Had Curufin not closed some shell about his responses, flattening them all beneath one mild tolerant façade, his stomach might have curled in disgust, sick hurt and a gout of fire erupting in reaction.

"If you look for solace, my lord, there are many places you may find it," he replied instead. Caring, this time. Invested in his well-being. Soft, almost. "And I am your servant, as always, if there is something you require from me alone." He laid a hand against his cousin's forearm.

Curufin's head cracked hard against the ground.

In a fraction of a second, turned upside down and now wracked with varying degrees of pain - quick Finrod, clever Finrod, who had not yet lost what he should have been. Curufin's arm smarted, burning; his chest knocked of air and his shoulders throbbed. Finrod sat atop his ribs, a dead weight smothering the half-choked coughs and splutters as he tried to take in any small breath.

"My servant," Finrod snarled. Wisps of hair had come loose from his braids. "Comfort to me - oh, and would you had been the poorer of one!" He grabbed at Curufin's own hair, at the curve of his skull, forcing his head back and up until his neck burned. "Had you not been such poison in my bed and I drinking at it like a parched fool - "

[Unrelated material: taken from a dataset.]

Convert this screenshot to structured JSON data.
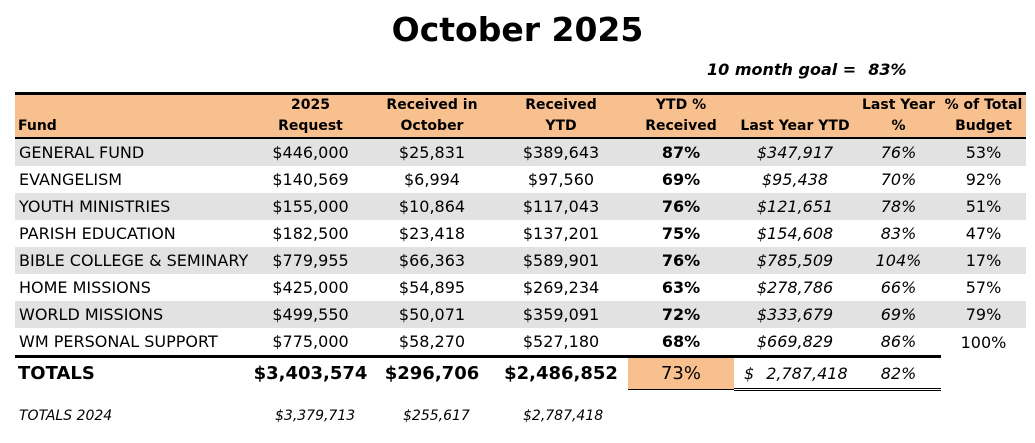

Air gulped sent a sharp burn through Curufin's lungs, a sharp shame settling with languor in his limbs, twitching sparks - his lips parted, his body spasmed - he bucked his hips and shoved, and rolled Finrod off him and slammed his cousin into the ground himself.

"You will not blame me," he hissed in return, digging his nails into his cousin's pinned arms, the sharp bone of his knee into the soft inside of one spread thigh. "If either of us here shall bear the name of traitor - "

Finrod writhed under him, too weakened still despite his exertion; there was a seeping spot of blood already in his tunic that gave Curufin's senses another certain kick loose. And then a sharp pain burst in his arm - he let go of Finrod's, with that hand, but Finrod held Curufin's wrist tight beneath his teeth.

Curufin hissed roughly. He tugged, thinking - but the force upset his balance, sent him sprawling back into the dirt, scraping his bared arms against the rocks in the soil, until Finrod had reversed their positioning once more - and closed his mouth about Curufin's own, kissing hungrily with a clash of teeth that settled, suddenly, upon his bottom lip, sharp and fierce. Curufin cried out, even as his hips snapped up, and he ground himself hard and wanting against his cousin's leg.

The biting kiss broke with a moan; Curufin took the sudden respite to claw his fingers down Finrod's back, grasp firm handfuls of his arse, pull their hips both together until Finrod whined.

But then his hair was in Finrod's fist again, yanked to expose his neck which now burned under teeth and tongue and lips, his own mouth panting, almost a repeated plea, either aloud or simply in his mind.

When they separated, when Finrod ripped his tunic clean off - they were both soaked with spots of blood, dirt ground into clothes and hair and skin. Curufin reached up, to pull him back.

More blood would flow before they finished.